13 The kit according to claim 8, wherein the detectable probe selective for phosphorylated Akt comprises: a labeled phospho-specific antibody selective for phosphorylated Akt, or a phospho-specific antibody selective for phosphorylated Akt and a labeled secondary antibody against the phospho-specific antibody, and wherein the detectable probe selective for non-phosphorylated Akt comprises: a labeled antibody selective for non-phosphorylated Akt, or an antibody selective for non-phosphorylated Akt and a labeled secondary antibody against the antibody selective for non-phosphorylated Akt.
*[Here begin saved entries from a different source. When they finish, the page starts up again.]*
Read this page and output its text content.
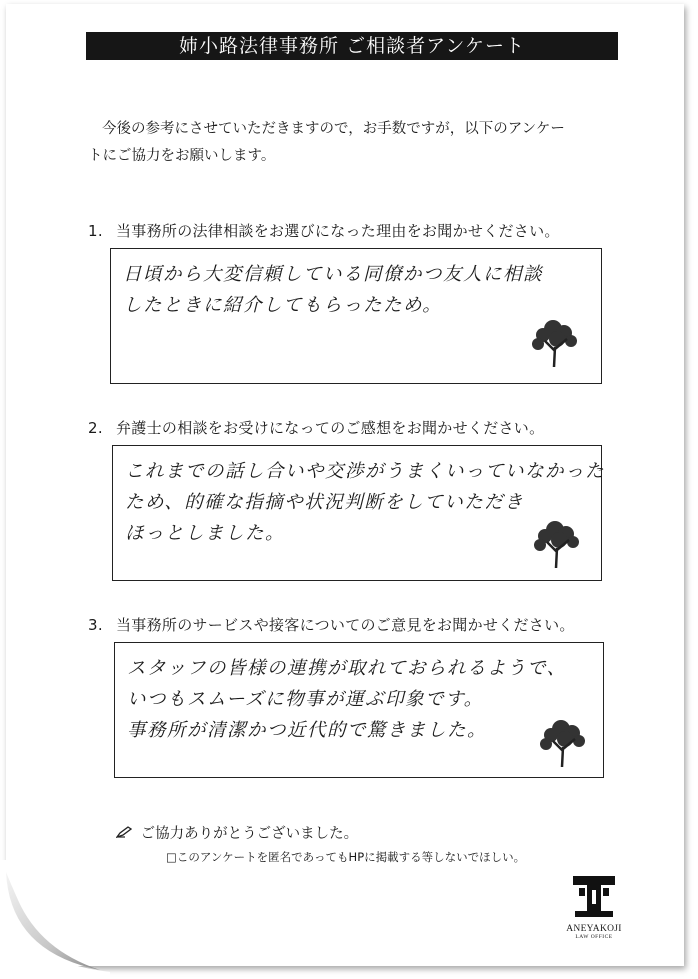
姉小路法律事務所 ご相談者アンケート
今後の参考にさせていただきますので，お手数ですが，以下のアンケー
トにご協力をお願いします。
1. 当事務所の法律相談をお選びになった理由をお聞かせください。
日頃から大変信頼している同僚かつ友人に相談
したときに紹介してもらったため。
2. 弁護士の相談をお受けになってのご感想をお聞かせください。
これまでの話し合いや交渉がうまくいっていなかった
ため、的確な指摘や状況判断をしていただき
ほっとしました。
3. 当事務所のサービスや接客についてのご意見をお聞かせください。
スタッフの皆様の連携が取れておられるようで、
いつもスムーズに物事が運ぶ印象です。
事務所が清潔かつ近代的で驚きました。
ご協力ありがとうございました。
□このアンケートを匿名であってもHPに掲載する等しないでほしい。
ANEYAKOJI
LAW OFFICE
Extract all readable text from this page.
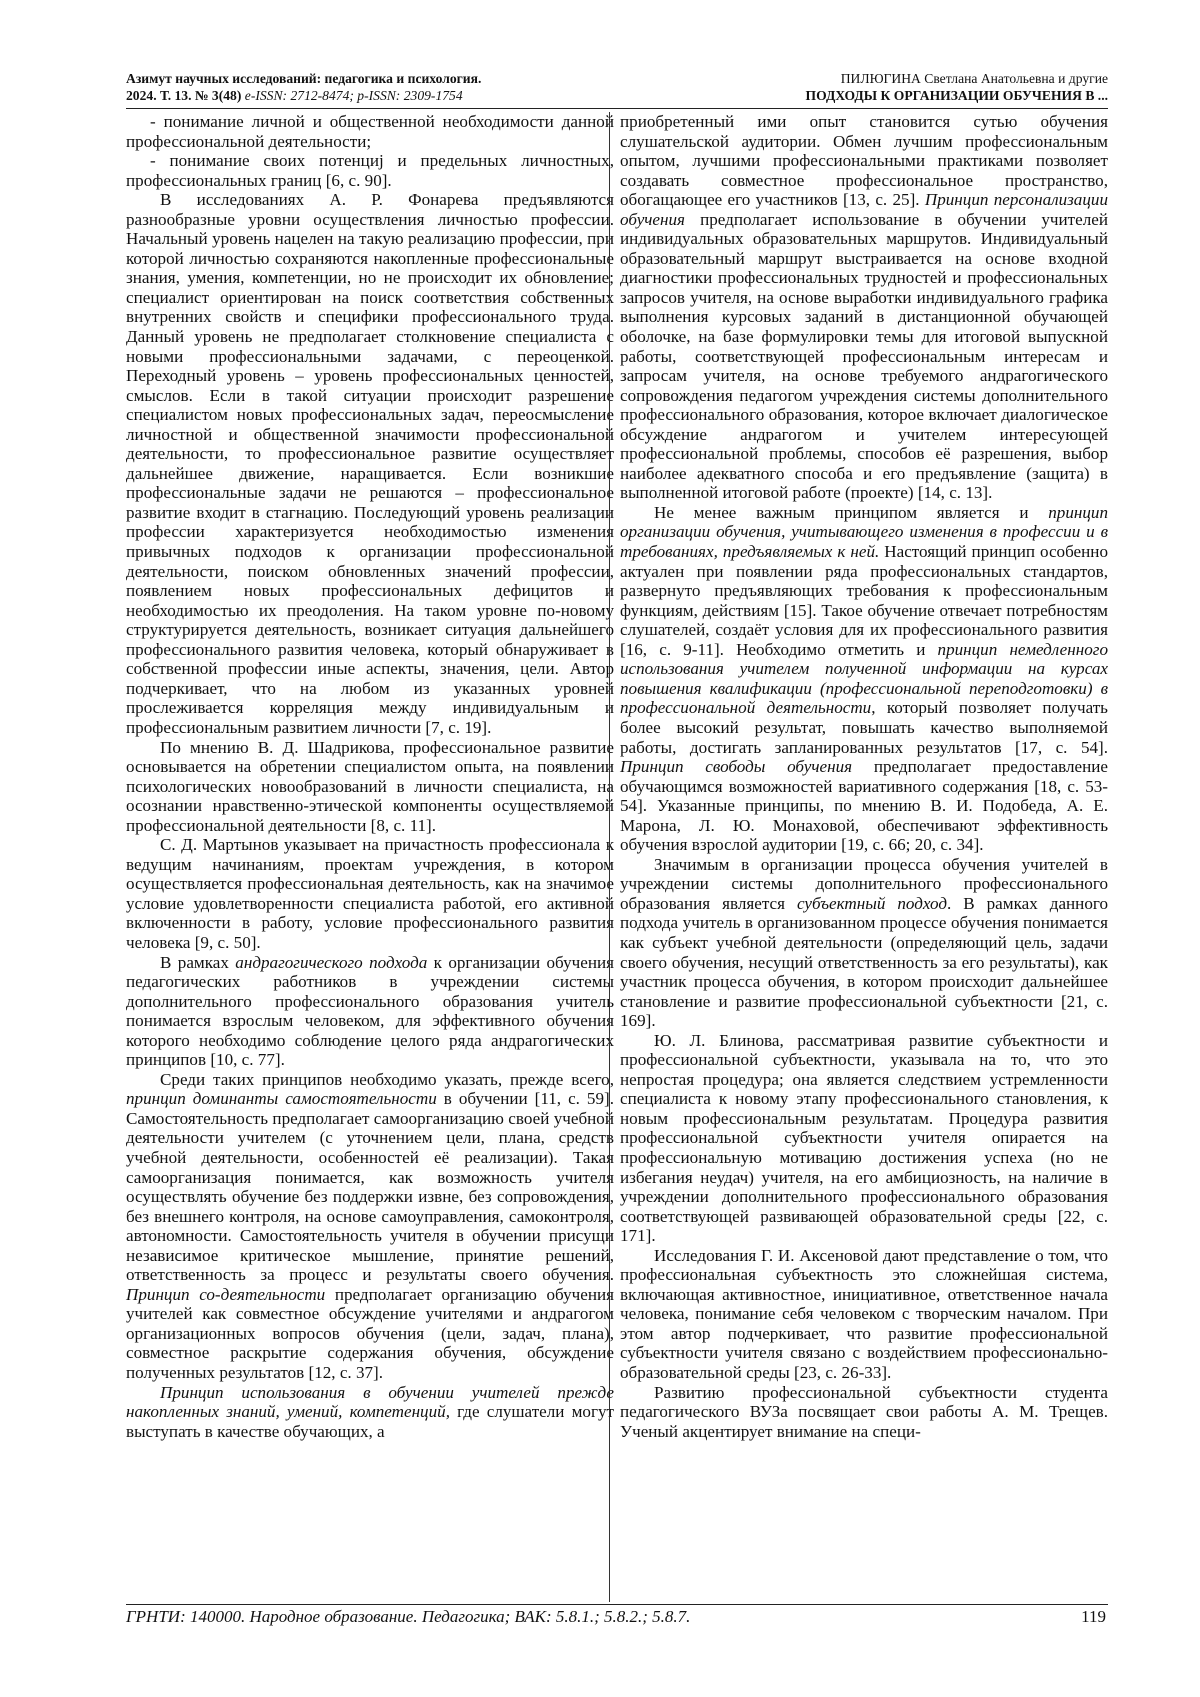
Азимут научных исследований: педагогика и психология.
2024. Т. 13. № 3(48) e-ISSN: 2712-8474; p-ISSN: 2309-1754
ПИЛЮГИНА Светлана Анатольевна и другие
ПОДХОДЫ К ОРГАНИЗАЦИИ ОБУЧЕНИЯ В ...

- понимание личной и общественной необходимости данной профессиональной деятельности;

- понимание своих потенциј и предельных личностных, профессиональных границ [6, с. 90].

В исследованиях А. Р. Фонарева предъявляются разнообразные уровни осуществления личностью профессии. Начальный уровень нацелен на такую реализацию профессии, при которой личностью сохраняются накопленные профессиональные знания, умения, компетенции, но не происходит их обновление; специалист ориентирован на поиск соответствия собственных внутренних свойств и специфики профессионального труда. Данный уровень не предполагает столкновение специалиста с новыми профессиональными задачами, с переоценкой. Переходный уровень – уровень профессиональных ценностей, смыслов. Если в такой ситуации происходит разрешение специалистом новых профессиональных задач, переосмысление личностной и общественной значимости профессиональной деятельности, то профессиональное развитие осуществляет дальнейшее движение, наращивается. Если возникшие профессиональные задачи не решаются – профессиональное развитие входит в стагнацию. Последующий уровень реализации профессии характеризуется необходимостью изменения привычных подходов к организации профессиональной деятельности, поиском обновленных значений профессии, появлением новых профессиональных дефицитов и необходимостью их преодоления. На таком уровне по-новому структурируется деятельность, возникает ситуация дальнейшего профессионального развития человека, который обнаруживает в собственной профессии иные аспекты, значения, цели. Автор подчеркивает, что на любом из указанных уровней прослеживается корреляция между индивидуальным и профессиональным развитием личности [7, с. 19].

По мнению В. Д. Шадрикова, профессиональное развитие основывается на обретении специалистом опыта, на появлении психологических новообразований в личности специалиста, на осознании нравственно-этической компоненты осуществляемой профессиональной деятельности [8, с. 11].

С. Д. Мартынов указывает на причастность профессионала к ведущим начинаниям, проектам учреждения, в котором осуществляется профессиональная деятельность, как на значимое условие удовлетворенности специалиста работой, его активной включенности в работу, условие профессионального развития человека [9, с. 50].

В рамках андрагогического подхода к организации обучения педагогических работников в учреждении системы дополнительного профессионального образования учитель понимается взрослым человеком, для эффективного обучения которого необходимо соблюдение целого ряда андрагогических принципов [10, с. 77].

Среди таких принципов необходимо указать, прежде всего, принцип доминанты самостоятельности в обучении [11, с. 59]. Самостоятельность предполагает самоорганизацию своей учебной деятельности учителем (с уточнением цели, плана, средств учебной деятельности, особенностей её реализации). Такая самоорганизация понимается, как возможность учителя осуществлять обучение без поддержки извне, без сопровождения, без внешнего контроля, на основе самоуправления, самоконтроля, автономности. Самостоятельность учителя в обучении присущи независимое критическое мышление, принятие решений, ответственность за процесс и результаты своего обучения. Принцип со-деятельности предполагает организацию обучения учителей как совместное обсуждение учителями и андрагогом организационных вопросов обучения (цели, задач, плана), совместное раскрытие содержания обучения, обсуждение полученных результатов [12, с. 37].

Принцип использования в обучении учителей прежде накопленных знаний, умений, компетенций, где слушатели могут выступать в качестве обучающих, а

приобретенный ими опыт становится сутью обучения слушательской аудитории. Обмен лучшим профессиональным опытом, лучшими профессиональными практиками позволяет создавать совместное профессиональное пространство, обогащающее его участников [13, с. 25]. Принцип персонализации обучения предполагает использование в обучении учителей индивидуальных образовательных маршрутов. Индивидуальный образовательный маршрут выстраивается на основе входной диагностики профессиональных трудностей и профессиональных запросов учителя, на основе выработки индивидуального графика выполнения курсовых заданий в дистанционной обучающей оболочке, на базе формулировки темы для итоговой выпускной работы, соответствующей профессиональным интересам и запросам учителя, на основе требуемого андрагогического сопровождения педагогом учреждения системы дополнительного профессионального образования, которое включает диалогическое обсуждение андрагогом и учителем интересующей профессиональной проблемы, способов её разрешения, выбор наиболее адекватного способа и его предъявление (защита) в выполненной итоговой работе (проекте) [14, с. 13].

Не менее важным принципом является и принцип организации обучения, учитывающего изменения в профессии и в требованиях, предъявляемых к ней. Настоящий принцип особенно актуален при появлении ряда профессиональных стандартов, развернуто предъявляющих требования к профессиональным функциям, действиям [15]. Такое обучение отвечает потребностям слушателей, создаёт условия для их профессионального развития [16, с. 9-11]. Необходимо отметить и принцип немедленного использования учителем полученной информации на курсах повышения квалификации (профессиональной переподготовки) в профессиональной деятельности, который позволяет получать более высокий результат, повышать качество выполняемой работы, достигать запланированных результатов [17, с. 54]. Принцип свободы обучения предполагает предоставление обучающимся возможностей вариативного содержания [18, с. 53-54]. Указанные принципы, по мнению В. И. Подобеда, А. Е. Марона, Л. Ю. Монаховой, обеспечивают эффективность обучения взрослой аудитории [19, с. 66; 20, с. 34].

Значимым в организации процесса обучения учителей в учреждении системы дополнительного профессионального образования является субъектный подход. В рамках данного подхода учитель в организованном процессе обучения понимается как субъект учебной деятельности (определяющий цель, задачи своего обучения, несущий ответственность за его результаты), как участник процесса обучения, в котором происходит дальнейшее становление и развитие профессиональной субъектности [21, с. 169].

Ю. Л. Блинова, рассматривая развитие субъектности и профессиональной субъектности, указывала на то, что это непростая процедура; она является следствием устремленности специалиста к новому этапу профессионального становления, к новым профессиональным результатам. Процедура развития профессиональной субъектности учителя опирается на профессиональную мотивацию достижения успеха (но не избегания неудач) учителя, на его амбициозность, на наличие в учреждении дополнительного профессионального образования соответствующей развивающей образовательной среды [22, с. 171].

Исследования Г. И. Аксеновой дают представление о том, что профессиональная субъектность это сложнейшая система, включающая активностное, инициативное, ответственное начала человека, понимание себя человеком с творческим началом. При этом автор подчеркивает, что развитие профессиональной субъектности учителя связано с воздействием профессионально-образовательной среды [23, с. 26-33].

Развитию профессиональной субъектности студента педагогического ВУЗа посвящает свои работы А. М. Трещев. Ученый акцентирует внимание на специ-

ГРНТИ: 140000. Народное образование. Педагогика; ВАК: 5.8.1.; 5.8.2.; 5.8.7.	119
14. The kit according to claim 13, wherein the phospho-specific antibody is a phospho-specific S473 antibody or a phospho-specific T308 antibody.

15. The kit according to any one of claims 12-14 further comprising one or more of: a platelet activation inhibitor selected from the group consisting of aprotinin, theophylline, apyrase, prostaglandin El, and any combination thereof; and a platelet stimulator selected from the group consisting of ADP, thrombin, thrombin receptor activating peptide (TRAP), collagen, collagen related peptide (CRP), convulxin, von Willebrand factor, thromboxane A2 (Tx A2), TxA2 analogue U46619, fibrinogen, and any combination thereof.